Wissenschaftlern des Deutschen Krebsforschungszentrums (DKFZ) gelang es erstmals, die Produktion und Wirkung von freien Sauerstoffradikalen in einem lebenden Organismus, der Fruchtfliege Drosophila, direkt zu beobachten. In Versuchen, die die gesamte Lebensspanne der Maden und erwachsenen Fliegen umfassten, konnten sie keine gesundheitsschädlichen Auswirkungen der Radikale feststellen. Dieses Ergebnis stellt die gängige Anschauung, dass oxidativer Stress den Alterungsprozess beschleunigt und degenerative Krankheiten auslöst, infrage.

„Bislang konnte niemand oxidative Veränderungen oder gar deren Zusammenhang mit krankhaften Prozessen in einem lebenden Organismus direkt verfolgen“, sagte Privatdozent Dr. Tobias Dick vom DKFZ. „Es waren nur relativ unspezifische oder indirekte Nachweise darüber möglich, welche oxidativen Prozesse in einem intakten Organismus tatsächlich ablaufen.“ Ihm und seinen Mitarbeitern ist es nun der direkte Nachweis gelungen. 

Gemeinsam mit Dr. Aurelio Teleman (ebenfalls DKFZ) schleusten sie Gene für Biosensoren in das Erbgut von Fruchtfliegen ein. Es handelt sich um fluoreszierende Proteine, die spezifisch auf unterschiedliche Sauerstoffradikale reagieren und durch ein Lichtsignal den oxidativen Status jeder einzelnen Zelle anzeigen – in Echtzeit, im ganzen Organismus und über die gesamte Lebensspanne. Dabei entdeckten sie, dass die Blutzellen wesentlich mehr Radikale als beispielsweise Darm- oder Muskelzellen produzieren. Zudem veränderte sich der oxidative Status des Fettgewebes, wenn die Larven fraßen oder sich fortbewegten, anstatt zu ruhen.

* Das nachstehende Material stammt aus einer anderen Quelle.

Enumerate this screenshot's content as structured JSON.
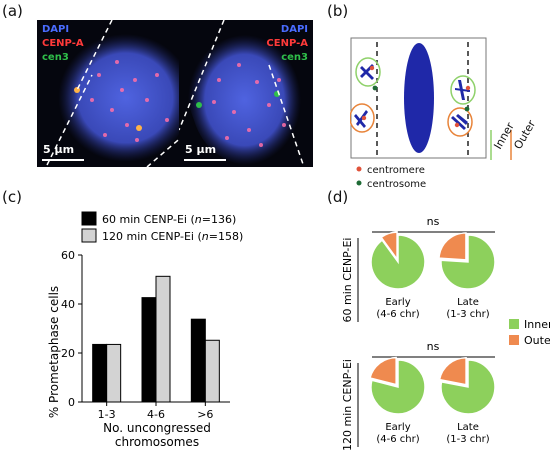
{
  "panel_labels": {
    "a": "(a)",
    "b": "(b)",
    "c": "(c)",
    "d": "(d)"
  },
  "panel_a": {
    "images": [
      {
        "stains": [
          "DAPI",
          "CENP-A",
          "cen3"
        ],
        "scale_bar": "5 μm"
      },
      {
        "stains": [
          "DAPI",
          "CENP-A",
          "cen3"
        ],
        "scale_bar": "5 μm"
      }
    ],
    "colors": {
      "DAPI": "#4a6cff",
      "CENP-A": "#ff3a3a",
      "cen3": "#2fbf4a"
    }
  },
  "panel_b": {
    "legend": [
      {
        "label": "centromere",
        "color": "#e0523a"
      },
      {
        "label": "centrosome",
        "color": "#1e6b35"
      }
    ],
    "region_labels": [
      {
        "label": "Inner",
        "color": "#8fd16a"
      },
      {
        "label": "Outer",
        "color": "#e8843a"
      }
    ]
  },
  "chart_data": [
    {
      "type": "bar",
      "panel": "c",
      "categories": [
        "1-3",
        "4-6",
        ">6"
      ],
      "series": [
        {
          "name": "60 min CENP-Ei (n=136)",
          "name_parts": [
            "60 min CENP-Ei (",
            "n",
            "=136)"
          ],
          "color": "#000000",
          "values": [
            23.5,
            42.6,
            33.8
          ]
        },
        {
          "name": "120 min CENP-Ei (n=158)",
          "name_parts": [
            "120 min CENP-Ei (",
            "n",
            "=158)"
          ],
          "color": "#d3d3d3",
          "values": [
            23.5,
            51.3,
            25.2
          ]
        }
      ],
      "xlabel": "No. uncongressed chromosomes",
      "xlabel_lines": [
        "No. uncongressed",
        "chromosomes"
      ],
      "ylabel": "% Prometaphase cells",
      "ylim": [
        0,
        60
      ],
      "yticks": [
        0,
        20,
        40,
        60
      ],
      "legend_position": "top-left"
    },
    {
      "type": "pie",
      "panel": "d",
      "groups": [
        {
          "row_label": "60 min CENP-Ei",
          "significance": "ns",
          "pies": [
            {
              "label_lines": [
                "Early",
                "(4-6 chr)"
              ],
              "slices": [
                {
                  "name": "Inner",
                  "value": 90
                },
                {
                  "name": "Outer",
                  "value": 10
                }
              ]
            },
            {
              "label_lines": [
                "Late",
                "(1-3 chr)"
              ],
              "slices": [
                {
                  "name": "Inner",
                  "value": 76
                },
                {
                  "name": "Outer",
                  "value": 24
                }
              ]
            }
          ]
        },
        {
          "row_label": "120 min CENP-Ei",
          "significance": "ns",
          "pies": [
            {
              "label_lines": [
                "Early",
                "(4-6 chr)"
              ],
              "slices": [
                {
                  "name": "Inner",
                  "value": 79
                },
                {
                  "name": "Outer",
                  "value": 21
                }
              ]
            },
            {
              "label_lines": [
                "Late",
                "(1-3 chr)"
              ],
              "slices": [
                {
                  "name": "Inner",
                  "value": 78
                },
                {
                  "name": "Outer",
                  "value": 22
                }
              ]
            }
          ]
        }
      ],
      "legend": [
        {
          "name": "Inner",
          "color": "#8dd05c"
        },
        {
          "name": "Outer",
          "color": "#ef8a4f"
        }
      ]
    }
  ]
}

Die gängige These, dass mit dem Alter der oxidative Stress zunimmt, konnten die DKFZ-Forscher nicht generell bestätigen: Eine alternsabhängige Zunahme von Radikalen fanden sie fast ausschließlich im Darm der Fliege; der erhöhte oxidative Stress begrenzte aber keineswegs deren Lebensdauer. Als Dick und Kollegen die Fliegen mit dem Antioxidans N-Acetylcystein fütterten, nahm der oxidative Stress nicht ab, sondern in verschiedenen Geweben sogar zu – ein weiteres unerwartetes Ergebnis, das auch den Empfehlungen zur Supplementierung dieses Mikronährstoffs widerspricht. 

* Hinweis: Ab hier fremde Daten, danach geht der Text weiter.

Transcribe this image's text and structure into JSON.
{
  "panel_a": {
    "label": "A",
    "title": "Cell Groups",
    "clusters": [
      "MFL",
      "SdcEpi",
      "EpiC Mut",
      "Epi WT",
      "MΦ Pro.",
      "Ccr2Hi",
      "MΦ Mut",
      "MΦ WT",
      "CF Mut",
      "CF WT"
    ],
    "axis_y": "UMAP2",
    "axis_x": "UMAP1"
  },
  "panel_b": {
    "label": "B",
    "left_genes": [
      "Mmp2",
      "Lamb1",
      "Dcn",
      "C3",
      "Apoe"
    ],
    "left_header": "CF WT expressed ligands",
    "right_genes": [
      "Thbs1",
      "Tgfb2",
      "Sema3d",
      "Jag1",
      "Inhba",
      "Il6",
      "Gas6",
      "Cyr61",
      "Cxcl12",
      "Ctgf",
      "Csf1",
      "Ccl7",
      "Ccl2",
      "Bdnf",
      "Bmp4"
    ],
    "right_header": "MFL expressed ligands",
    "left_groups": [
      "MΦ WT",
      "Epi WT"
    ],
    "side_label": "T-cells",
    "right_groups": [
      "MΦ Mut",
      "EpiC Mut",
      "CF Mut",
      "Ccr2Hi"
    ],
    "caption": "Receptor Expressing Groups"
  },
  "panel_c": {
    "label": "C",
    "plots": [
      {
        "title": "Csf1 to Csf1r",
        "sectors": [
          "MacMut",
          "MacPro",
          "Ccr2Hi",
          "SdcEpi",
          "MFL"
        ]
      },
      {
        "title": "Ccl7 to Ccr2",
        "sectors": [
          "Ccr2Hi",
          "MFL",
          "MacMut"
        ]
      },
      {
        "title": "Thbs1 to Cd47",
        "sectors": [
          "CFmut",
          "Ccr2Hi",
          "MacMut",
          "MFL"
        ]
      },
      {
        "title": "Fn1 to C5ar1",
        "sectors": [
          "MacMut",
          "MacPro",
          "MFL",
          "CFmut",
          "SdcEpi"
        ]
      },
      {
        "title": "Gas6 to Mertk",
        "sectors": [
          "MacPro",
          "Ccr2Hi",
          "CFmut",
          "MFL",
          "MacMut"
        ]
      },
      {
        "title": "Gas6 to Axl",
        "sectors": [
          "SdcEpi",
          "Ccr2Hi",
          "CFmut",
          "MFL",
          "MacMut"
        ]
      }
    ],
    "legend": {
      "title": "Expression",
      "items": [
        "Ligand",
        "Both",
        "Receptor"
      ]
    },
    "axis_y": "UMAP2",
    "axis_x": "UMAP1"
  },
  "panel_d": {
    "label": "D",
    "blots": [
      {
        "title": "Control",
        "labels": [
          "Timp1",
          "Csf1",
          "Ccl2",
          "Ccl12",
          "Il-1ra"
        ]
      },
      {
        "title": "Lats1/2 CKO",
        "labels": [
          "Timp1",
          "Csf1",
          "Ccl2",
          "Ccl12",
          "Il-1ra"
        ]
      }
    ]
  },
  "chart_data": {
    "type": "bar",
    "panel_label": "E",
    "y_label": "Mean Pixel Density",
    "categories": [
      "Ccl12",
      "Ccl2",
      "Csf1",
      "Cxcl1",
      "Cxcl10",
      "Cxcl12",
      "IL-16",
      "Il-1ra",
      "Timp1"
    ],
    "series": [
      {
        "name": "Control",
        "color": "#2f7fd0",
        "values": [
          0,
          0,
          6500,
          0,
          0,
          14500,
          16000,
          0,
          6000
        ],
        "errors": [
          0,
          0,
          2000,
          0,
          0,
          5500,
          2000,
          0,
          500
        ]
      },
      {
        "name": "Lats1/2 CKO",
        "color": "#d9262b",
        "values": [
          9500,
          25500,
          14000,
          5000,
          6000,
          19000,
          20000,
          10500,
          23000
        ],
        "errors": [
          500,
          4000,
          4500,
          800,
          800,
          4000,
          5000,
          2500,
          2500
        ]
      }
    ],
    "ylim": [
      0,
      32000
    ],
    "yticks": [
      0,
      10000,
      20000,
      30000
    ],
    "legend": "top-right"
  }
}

Dick resümierte: „Offenbar sind viele Ergebnisse, die an isolierten Zellen gewonnen wurden, nicht ohne Weiteres auf die Situation in einem lebenden Organismus übertragbar.“ Dies gilt natürlich auch (in geringerem Maße) für eventuelle Rückschlüsse von der Fliege auf den Menschen. Als nächstes will Dick mit dem Biosensor den oxidativen Stress und seine Auswirkungen bei Mäusen beobachten. Man darf gespannt sein, ob sich dabei auch so überraschende Ergebnisse zeigen wie bei den Taufliegen. 

Quelle: Simone C, et al. In vivo mapping of hydrogen peroxide and oxidized glutathione reveals chemical and regional specificity of redox homeostasis. Cell Metabolism 2011; DOI: 10.1016/j.cmet.2011.10.010.